Depuis le 1er septembre 2018, les personnes ayant des enfants peuvent disposer librement de la moitié de leurs biens, quel que soit le nombre d'enfants qu'elles ont. Avant le 1er septembre 2018, la part de l'héritage léguée à un choix "libre" était plus faible pour ceux qui avaient deux enfants ou plus. Si vous aviez deux enfants, vous pouviez disposer librement d'un tiers de vos biens. Si vous aviez trois enfants ou plus, vous ne pouviez laisser qu'un quart de vos biens à qui vous le souhaitiez. Grâce à la réforme, les parents ont maintenant la possibilité de laisser plus d'argent à un enfant qui a besoin d'aide, à leurs beaux-enfants, à leurs petits-enfants ou à un organisme de bienfaisance.

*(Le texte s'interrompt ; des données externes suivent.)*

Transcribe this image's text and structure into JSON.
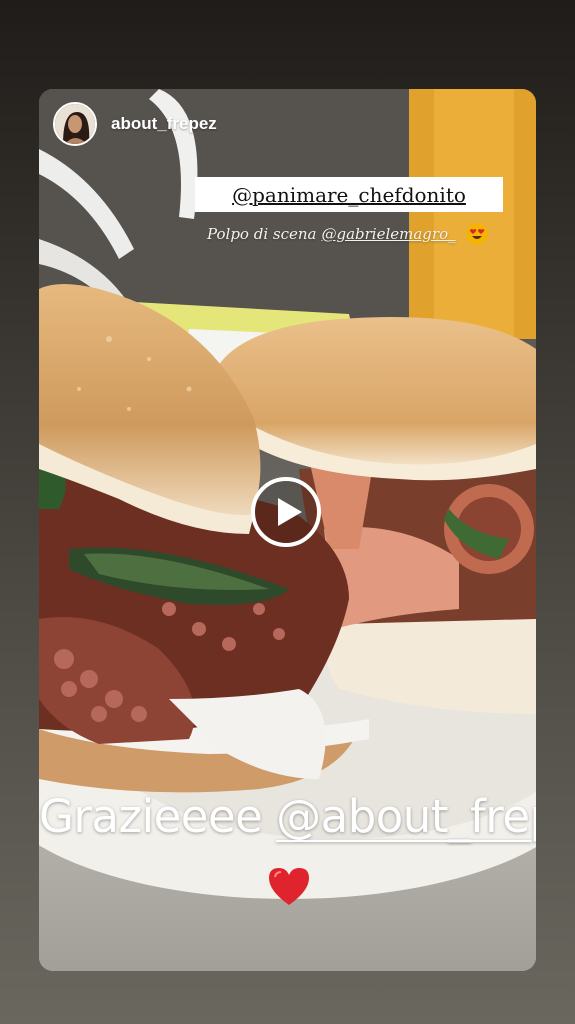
{
  "story": {
    "username": "about_frepez",
    "mention_sticker": "@panimare_chefdonito",
    "caption_prefix": "Polpo di scena",
    "caption_tag": "@gabrielemagro_",
    "emoji_caption": "heart-eyes-emoji",
    "main_text_prefix": "Grazieeee",
    "main_text_handle": "@about_frepez",
    "bottom_emoji": "red-heart-emoji",
    "play_icon": "play-icon"
  },
  "colors": {
    "background_top": "#1f1c19",
    "background_bottom": "#6a675f",
    "sticker_bg": "#ffffff",
    "heart": "#e0242e",
    "heart_eyes_face": "#f4b400"
  }
}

Cette plus grande liberté de léguer votre argent à qui vous voulez est également utilisée, selon une enquête menée par la Fédération des notaires (Fednot) auprès des notaires belges. 81% des notaires indiquent en effet que cette possibilité est utilisée "régulièrement". Entre le 1er septembre 2018 et le 16 août 2019, 60 210 testaments ont été enregistrés, soit une augmentation remarquable par rapport à la même période l'année précédente. Parce que si vous voulez faire usage de cette liberté, vous devez faire un testament. Dans ce testament, vous pouvez laisser la plus grande part de votre argent disponible à qui vous le souhaitez.

Pacte successoral

Depuis la nouvelle loi, les familles peuvent également conclure des pactes successoraux, ce qui était auparavant interdit. Dans un tel pacte successoral, vous pouvez organiser et gérer certains legs que vous aviez faits dans le passé. L'objectif principal est d'atteindre le meilleur équilibre possible. Par exemple, il y a dix ans, vous avez donné une somme d'argent à votre fille et quatre ans plus tard, une voiture chère à votre fils. Le pacte successoral permet de revoir l'ensemble de ces donations antérieures et de vérifier si elles étaient équilibrées. Le pacte successoral vous permet donc de conclure des accords avec vos enfants au sujet de votre succession, de votre vivant. Mais le pacte doit se faire avec l'accord de toutes les parties concernées. Vous pouvez conclure un pacte successoral global ou un accord ponctuel sur un aspect en particulier (par exemple, la détermination de la valeur d'un don).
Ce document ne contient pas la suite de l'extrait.